Act I sets the scene; Act II explodes. Jefferson and the committee, besotted with Enlightenment idealism, create a document that would have changed American history. But it’s a draft, and the representative raise many objections, especially to the sections addressing slavery. Sara Porkalob, as Edward Rutledge, the representative from South Carolina, belts out a show-stopping “Molasses to Rum,” attacking the northern coalition for its hypocrisy. “Molasses to Rum to slaves/ Oh, what a beautiful waltz/ You dance with us, we dance with you/ In molasses and rum and slaves.// Who sail the ships out of Boston?/ Laden with bibles and rum/ Who drinks a toast/ To the Ivory Coast?/”Hail Africa, the slavers have come!” Threatening to withdraw and kill the revolution, we watch the Southern delegation win.
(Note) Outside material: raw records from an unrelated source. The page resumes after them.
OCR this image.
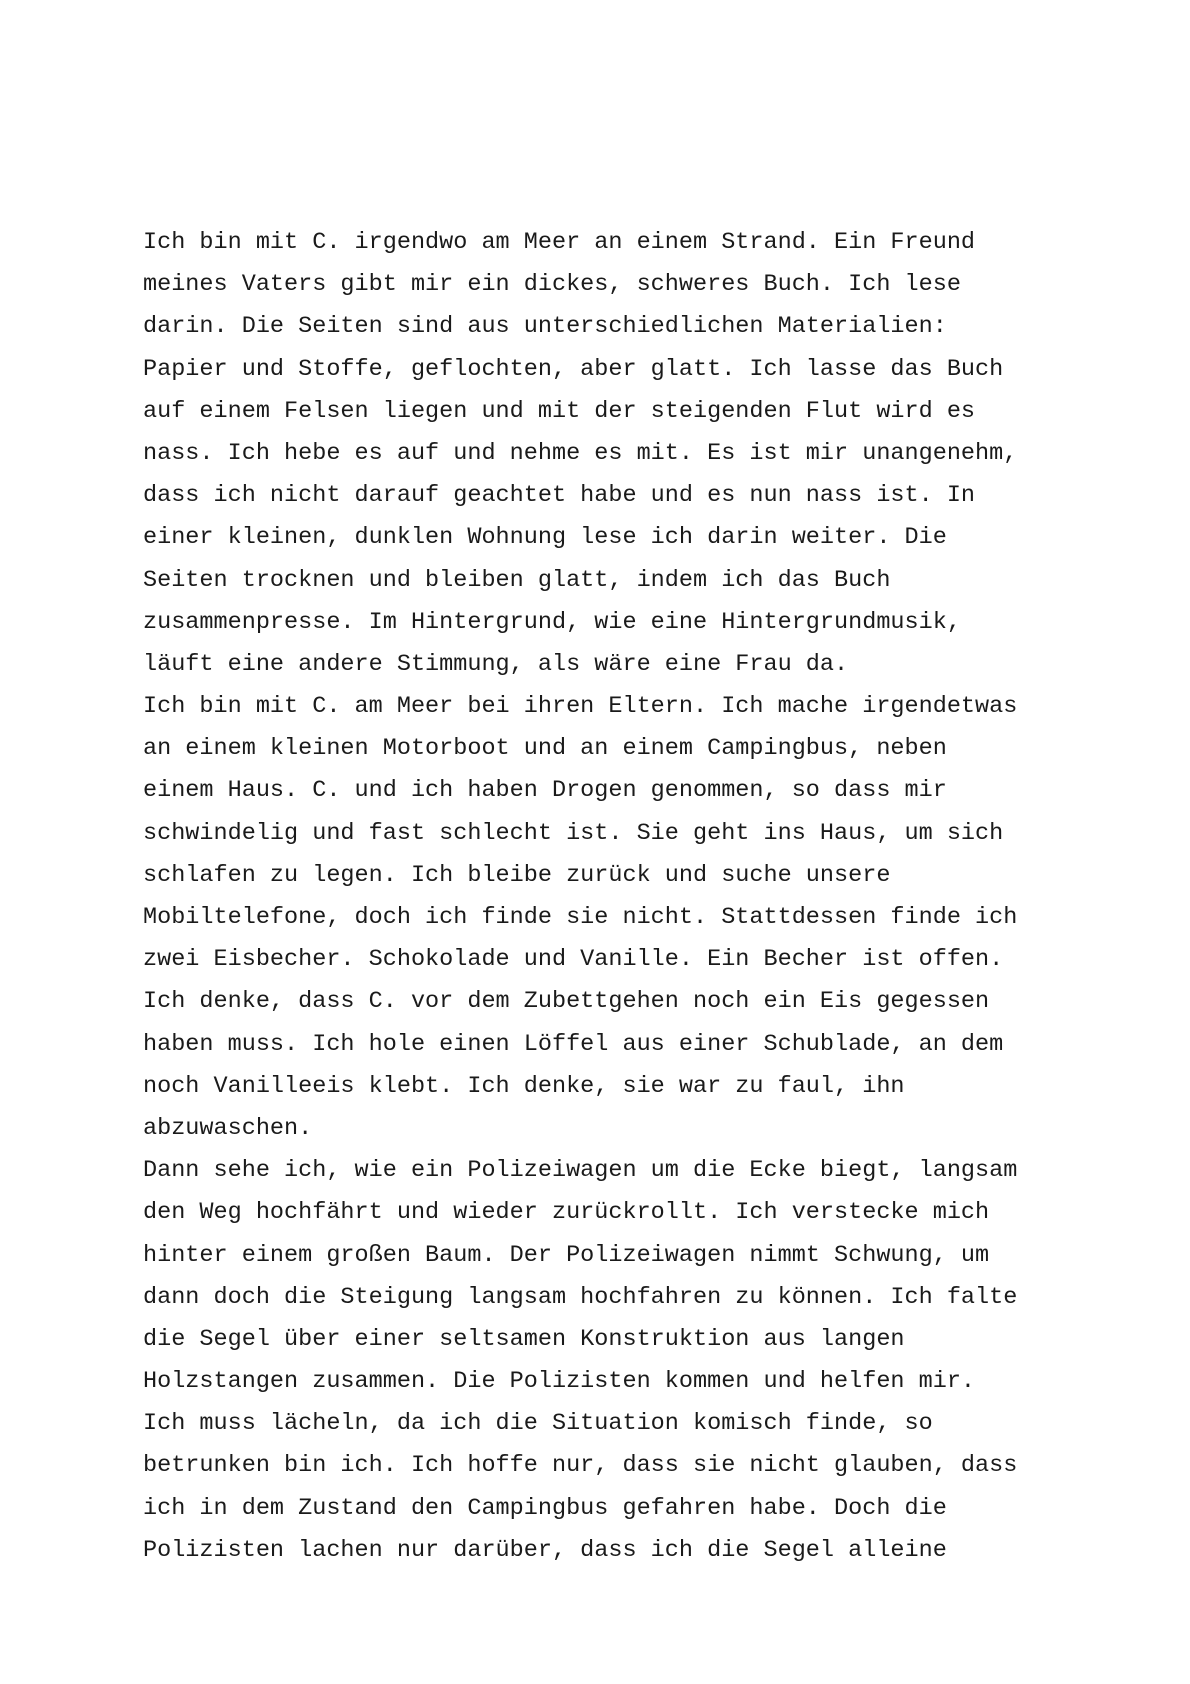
Ich bin mit C. irgendwo am Meer an einem Strand. Ein Freund
meines Vaters gibt mir ein dickes, schweres Buch. Ich lese
darin. Die Seiten sind aus unterschiedlichen Materialien:
Papier und Stoffe, geflochten, aber glatt. Ich lasse das Buch
auf einem Felsen liegen und mit der steigenden Flut wird es
nass. Ich hebe es auf und nehme es mit. Es ist mir unangenehm,
dass ich nicht darauf geachtet habe und es nun nass ist. In
einer kleinen, dunklen Wohnung lese ich darin weiter. Die
Seiten trocknen und bleiben glatt, indem ich das Buch
zusammenpresse. Im Hintergrund, wie eine Hintergrundmusik,
läuft eine andere Stimmung, als wäre eine Frau da.
Ich bin mit C. am Meer bei ihren Eltern. Ich mache irgendetwas
an einem kleinen Motorboot und an einem Campingbus, neben
einem Haus. C. und ich haben Drogen genommen, so dass mir
schwindelig und fast schlecht ist. Sie geht ins Haus, um sich
schlafen zu legen. Ich bleibe zurück und suche unsere
Mobiltelefone, doch ich finde sie nicht. Stattdessen finde ich
zwei Eisbecher. Schokolade und Vanille. Ein Becher ist offen.
Ich denke, dass C. vor dem Zubettgehen noch ein Eis gegessen
haben muss. Ich hole einen Löffel aus einer Schublade, an dem
noch Vanilleeis klebt. Ich denke, sie war zu faul, ihn
abzuwaschen.
Dann sehe ich, wie ein Polizeiwagen um die Ecke biegt, langsam
den Weg hochfährt und wieder zurückrollt. Ich verstecke mich
hinter einem großen Baum. Der Polizeiwagen nimmt Schwung, um
dann doch die Steigung langsam hochfahren zu können. Ich falte
die Segel über einer seltsamen Konstruktion aus langen
Holzstangen zusammen. Die Polizisten kommen und helfen mir.
Ich muss lächeln, da ich die Situation komisch finde, so
betrunken bin ich. Ich hoffe nur, dass sie nicht glauben, dass
ich in dem Zustand den Campingbus gefahren habe. Doch die
Polizisten lachen nur darüber, dass ich die Segel alleine
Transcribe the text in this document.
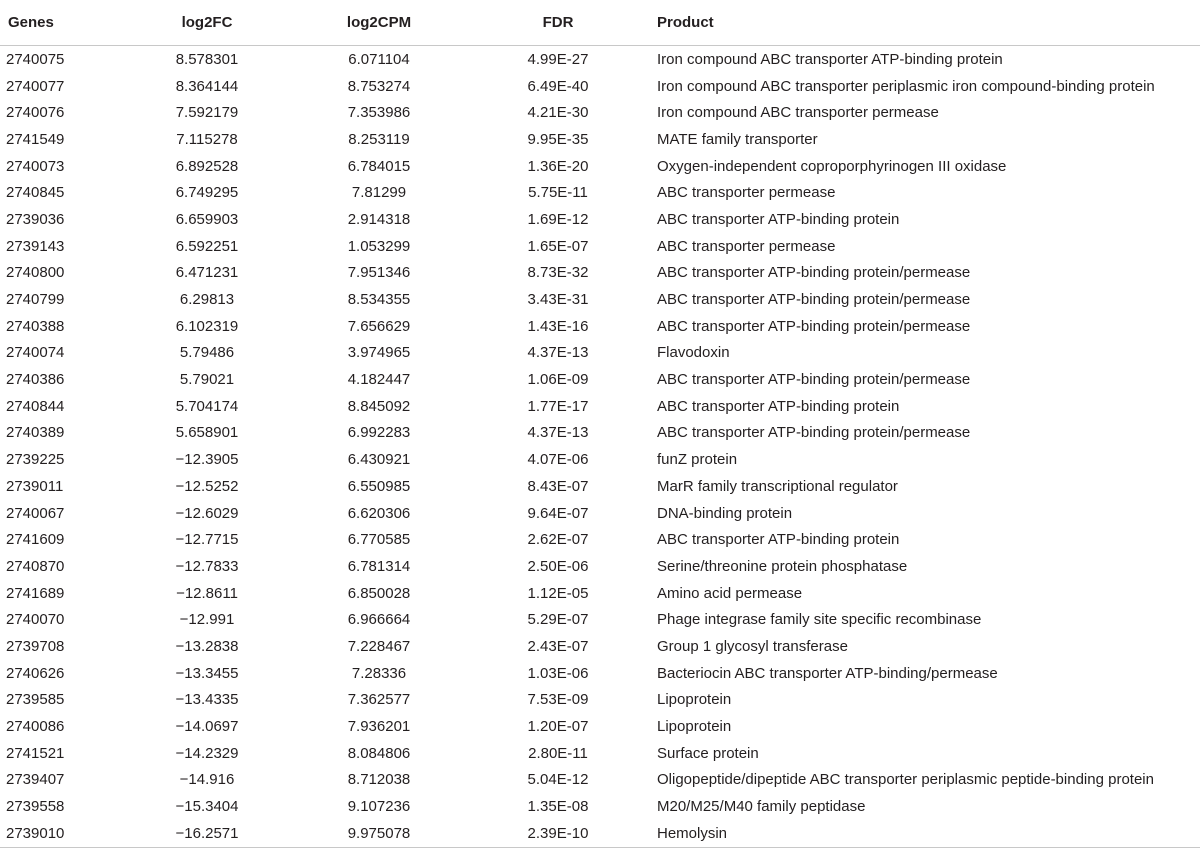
Genes	log2FC	log2CPM	FDR	Product
2740075	8.578301	6.071104	4.99E-27	Iron compound ABC transporter ATP-binding protein
2740077	8.364144	8.753274	6.49E-40	Iron compound ABC transporter periplasmic iron compound-binding protein
2740076	7.592179	7.353986	4.21E-30	Iron compound ABC transporter permease
2741549	7.115278	8.253119	9.95E-35	MATE family transporter
2740073	6.892528	6.784015	1.36E-20	Oxygen-independent coproporphyrinogen III oxidase
2740845	6.749295	7.81299	5.75E-11	ABC transporter permease
2739036	6.659903	2.914318	1.69E-12	ABC transporter ATP-binding protein
2739143	6.592251	1.053299	1.65E-07	ABC transporter permease
2740800	6.471231	7.951346	8.73E-32	ABC transporter ATP-binding protein/permease
2740799	6.29813	8.534355	3.43E-31	ABC transporter ATP-binding protein/permease
2740388	6.102319	7.656629	1.43E-16	ABC transporter ATP-binding protein/permease
2740074	5.79486	3.974965	4.37E-13	Flavodoxin
2740386	5.79021	4.182447	1.06E-09	ABC transporter ATP-binding protein/permease
2740844	5.704174	8.845092	1.77E-17	ABC transporter ATP-binding protein
2740389	5.658901	6.992283	4.37E-13	ABC transporter ATP-binding protein/permease
2739225	−12.3905	6.430921	4.07E-06	funZ protein
2739011	−12.5252	6.550985	8.43E-07	MarR family transcriptional regulator
2740067	−12.6029	6.620306	9.64E-07	DNA-binding protein
2741609	−12.7715	6.770585	2.62E-07	ABC transporter ATP-binding protein
2740870	−12.7833	6.781314	2.50E-06	Serine/threonine protein phosphatase
2741689	−12.8611	6.850028	1.12E-05	Amino acid permease
2740070	−12.991	6.966664	5.29E-07	Phage integrase family site specific recombinase
2739708	−13.2838	7.228467	2.43E-07	Group 1 glycosyl transferase
2740626	−13.3455	7.28336	1.03E-06	Bacteriocin ABC transporter ATP-binding/permease
2739585	−13.4335	7.362577	7.53E-09	Lipoprotein
2740086	−14.0697	7.936201	1.20E-07	Lipoprotein
2741521	−14.2329	8.084806	2.80E-11	Surface protein
2739407	−14.916	8.712038	5.04E-12	Oligopeptide/dipeptide ABC transporter periplasmic peptide-binding protein
2739558	−15.3404	9.107236	1.35E-08	M20/M25/M40 family peptidase
2739010	−16.2571	9.975078	2.39E-10	Hemolysin
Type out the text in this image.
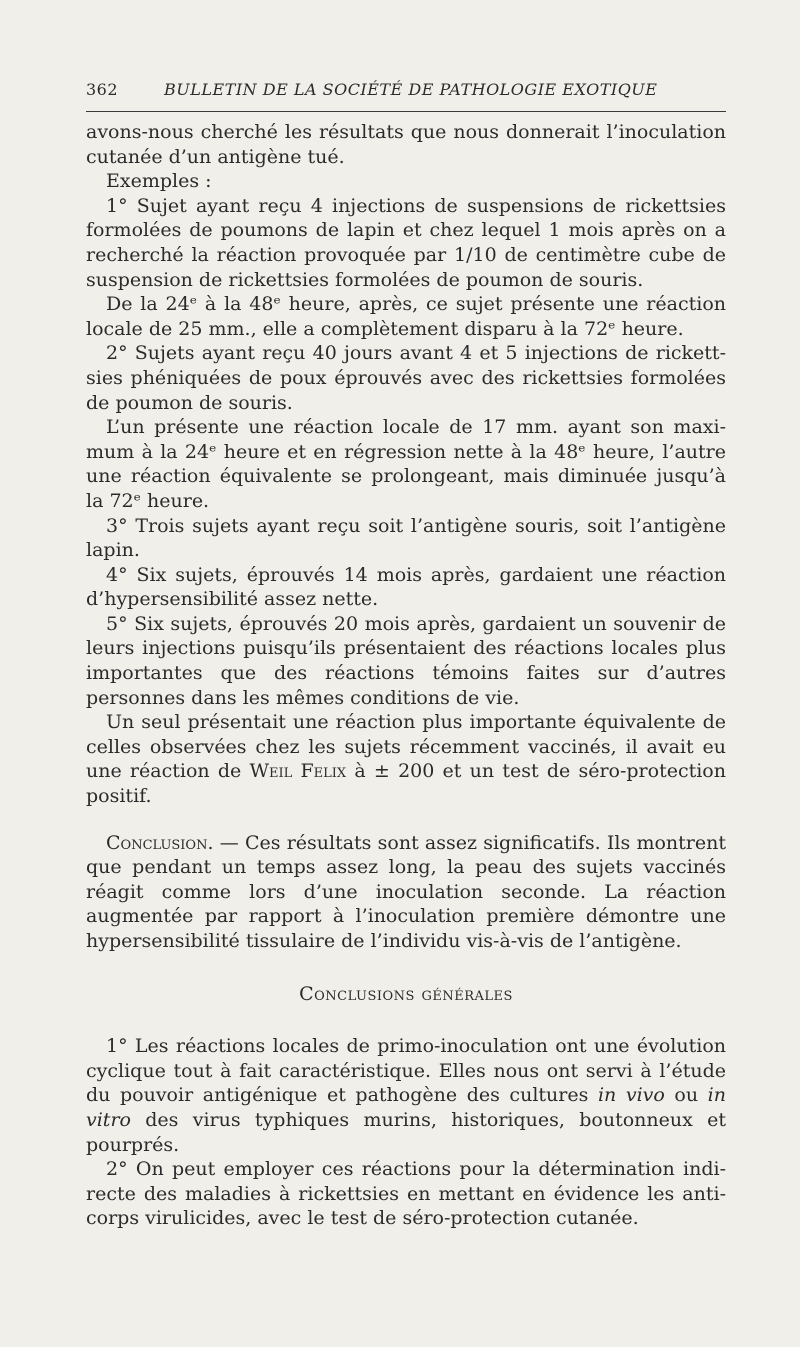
362	BULLETIN DE LA SOCIÉTÉ DE PATHOLOGIE EXOTIQUE

avons-nous cherché les résultats que nous donnerait l’inoculation cutanée d’un antigène tué.

Exemples :

1° Sujet ayant reçu 4 injections de suspensions de rickettsies formolées de poumons de lapin et chez lequel 1 mois après on a recherché la réaction provoquée par 1/10 de centimètre cube de suspension de rickettsies formolées de poumon de souris.

De la 24ᵉ à la 48ᵉ heure, après, ce sujet présente une réaction locale de 25 mm., elle a complètement disparu à la 72ᵉ heure.

2° Sujets ayant reçu 40 jours avant 4 et 5 injections de rickett-sies phéniquées de poux éprouvés avec des rickettsies formolées de poumon de souris.

L’un présente une réaction locale de 17 mm. ayant son maxi-mum à la 24ᵉ heure et en régression nette à la 48ᵉ heure, l’autre une réaction équivalente se prolongeant, mais diminuée jusqu’à la 72ᵉ heure.

3° Trois sujets ayant reçu soit l’antigène souris, soit l’antigène lapin.

4° Six sujets, éprouvés 14 mois après, gardaient une réaction d’hypersensibilité assez nette.

5° Six sujets, éprouvés 20 mois après, gardaient un souvenir de leurs injections puisqu’ils présentaient des réactions locales plus importantes que des réactions témoins faites sur d’autres personnes dans les mêmes conditions de vie.

Un seul présentait une réaction plus importante équivalente de celles observées chez les sujets récemment vaccinés, il avait eu une réaction de Weil Felix à ± 200 et un test de séro-protection positif.

Conclusion. — Ces résultats sont assez significatifs. Ils montrent que pendant un temps assez long, la peau des sujets vaccinés réagit comme lors d’une inoculation seconde. La réaction augmentée par rapport à l’inoculation première démontre une hypersensibilité tissulaire de l’individu vis-à-vis de l’antigène.

Conclusions générales

1° Les réactions locales de primo-inoculation ont une évolution cyclique tout à fait caractéristique. Elles nous ont servi à l’étude du pouvoir antigénique et pathogène des cultures in vivo ou in vitro des virus typhiques murins, historiques, boutonneux et pourprés.

2° On peut employer ces réactions pour la détermination indi-recte des maladies à rickettsies en mettant en évidence les anti-corps virulicides, avec le test de séro-protection cutanée.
The ensemble. Photo credit: Joan Marcus.
In contrast with the noisy high energy of other numbers, “Momma Look Sharp” is a quiet showstopper. An impressive, understated Imani Pearl Williams, standing in for Salome B. Smith, plays a self-effacing courier from General George Washington, delivering mostly depressing news. Gradually the messenger becomes a presence and then the emblem of all the dying soldiers as Williams sings the slow, deeply affecting ballad. Usually, the dead soldier stands alone. By adding a chorus of black-garbed women, the directors extend the visual to include the mothers, evoking memories of women from many countries grieving lost children.
Carolee Carmello (“Cool, Cool, Considerate Men”) as the outspoken John Dickinson, who refused to sign the Declaration, was also a standout. There was so much talent on one stage – Lucas-Perry (at other dates in the run), Murray – and many with key moments in the spotlight. Jill Vallery, in the small role of Caesar Rodney, the delegate from Delaware who was suffering from cancer, was deeply affecting. As was Joanna Glushak playing the genially inebriated Stephen Hopkins, the delegate from Rhode Island.
There were problems. Costumes by Emilio Sosa called unnecessary attention to themselves and to the physiques of some of the women. I usually admire Scott Pask’s sets, but the nondescript benches and the benches upon benches didn’t seem a complementary visual or an aid to the choreography. Projections of national turmoil were jarringly academic for a night of rousing theatre.
Some people find the comparison to Miranda’s Hamilton useful, but Paulus and Page’s 1776 brings a different perspective. It’s unsettling to watch people of colour debate slavery (and evoke a slave auction), but it bounces the question back to all of us: what would we have done, even knowing the consequences?